All well and good, but what were the circumstances that lead to Frederick George Foley’s Memorial Plaque being found in the possession of George Charles Murduck? George did say before he died that he had found the plaque amongst his father’s possessions when his house was cleared in the early 1990s. Otherwise, he said that he knew nothing about it (his father had died in Toronto in 1979, and his mother survived for many years, with their house near Victoria Park and Danforth lying unoccupied for more than 10 years before being cleaned out and sold in the 1990s).

The Murducks and some relatives had lived in the Riverdale area of Toronto for several years after they emigrated from London, England, in 1869. But the last of the family to live in that area moved further east, to the Victoria Park/Danforth area of East Toronto, around the turn of the 20th Century. And none in the Murduck family were Roman Catholic. They were passive Baptists, so there can be no reasonable religious connection concerning the plaque

The oldest boy in the Murduck family that emigrated was a bricklayer by trade, as had been most of his ancestral relations back as far as the turn of the 18th Century in the area east of London. Recognizing this, it would make sense if the plaque had memorialized the first mentioned Frederick George Foley, who was also a bricklayer, rather than a Roman Catholic ‘lumber salesman’ who had been born near Hamilton, Ontario.
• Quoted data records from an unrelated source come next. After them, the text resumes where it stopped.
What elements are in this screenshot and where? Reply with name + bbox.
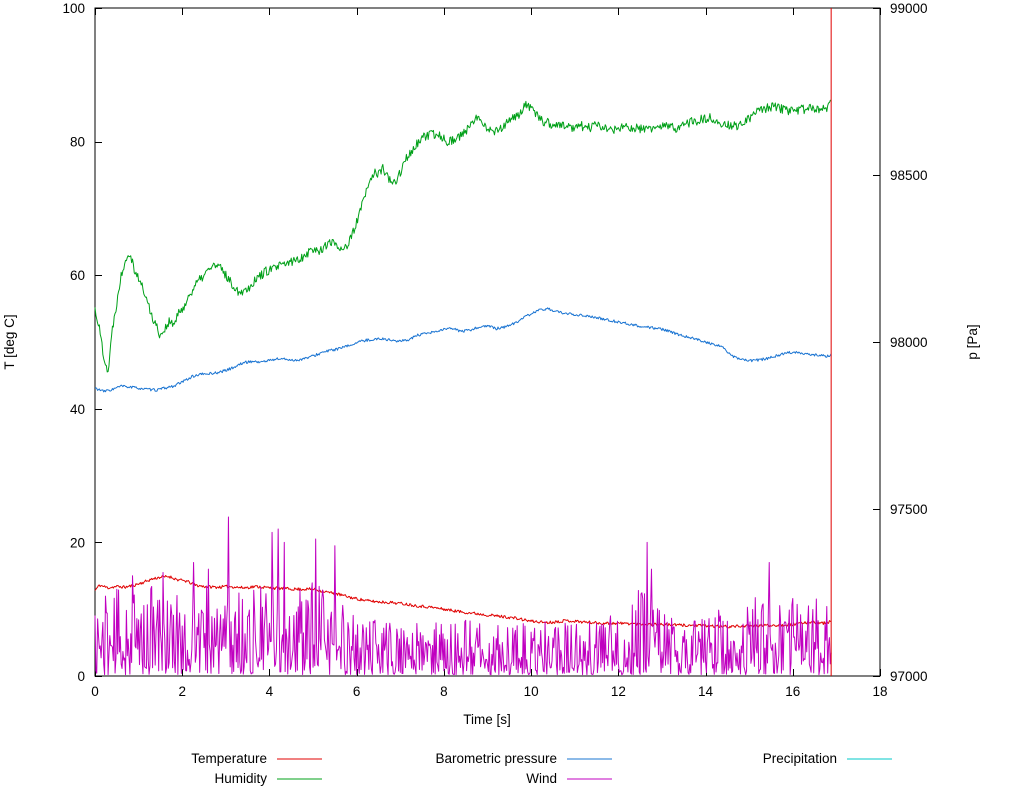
x-tick-label: 4	[266, 684, 274, 699]
left-y-tick-label: 80	[70, 135, 85, 150]
right-y-tick-label: 98000	[890, 335, 928, 350]
right-y-tick-label: 97500	[890, 502, 928, 517]
plot-frame	[94, 7, 881, 677]
legend-label: Wind	[526, 771, 557, 786]
legend-label: Humidity	[214, 771, 267, 786]
x-tick-label: 10	[524, 684, 539, 699]
plot-border	[94, 7, 881, 677]
left-y-tick-label: 100	[62, 1, 85, 16]
legend-entry-precipitation: Precipitation	[763, 751, 892, 766]
series-humidity	[94, 99, 832, 373]
chart-legend: Temperature Barometric pressure Precipitat…	[191, 751, 892, 786]
left-y-tick-label: 60	[70, 268, 85, 283]
left-y-tick-label: 40	[70, 402, 85, 417]
right-y-axis-title: p [Pa]	[965, 324, 980, 359]
x-axis-title: Time [s]	[463, 712, 511, 727]
left-y-axis-title: T [deg C]	[2, 314, 17, 369]
right-y-tick-label: 97000	[890, 669, 928, 684]
x-tick-label: 16	[785, 684, 800, 699]
x-tick-label: 12	[611, 684, 626, 699]
left-y-tick-label: 20	[70, 535, 85, 550]
legend-entry-temperature: Temperature	[191, 751, 322, 766]
series-wind	[94, 516, 832, 676]
x-tick-label: 8	[440, 684, 448, 699]
legend-entry-barometric-pressure: Barometric pressure	[435, 751, 612, 766]
legend-label: Barometric pressure	[435, 751, 557, 766]
x-tick-label: 0	[91, 684, 99, 699]
right-y-tick-label: 98500	[890, 168, 928, 183]
legend-entry-humidity: Humidity	[214, 771, 322, 786]
right-y-tick-label: 99000	[890, 1, 928, 16]
x-tick-label: 6	[353, 684, 361, 699]
x-tick-label: 14	[698, 684, 714, 699]
axis-ticks: 0 2 4 6 8 10 12 14 16 18 0 20 40 60 80 100 97000 97500 980…	[62, 1, 927, 699]
x-tick-label: 18	[872, 684, 887, 699]
left-y-tick-label: 0	[77, 669, 85, 684]
legend-label: Precipitation	[763, 751, 837, 766]
series-barometric-pressure	[94, 307, 832, 393]
legend-label: Temperature	[191, 751, 267, 766]
plot-series	[94, 99, 832, 676]
legend-entry-wind: Wind	[526, 771, 612, 786]
x-tick-label: 2	[178, 684, 186, 699]
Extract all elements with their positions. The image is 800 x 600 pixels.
Only one man in the ancestral family – John Murduck, is known to have lived briefly in Kent County, England – in the town of North Aylesford, some distance from Herne Bay. He was a bricklayer/builder like the first described Frederick George Foley. But, John died in North Aylesford in 1882, and no children from his sole marriage are known.

This is all very, very curious! The author would like to unravel the mystery around George Murduck's possession of Frederick George Foley’s Memorial Plaque, if at all possible, and welcomes any and all comments or observations on the matter.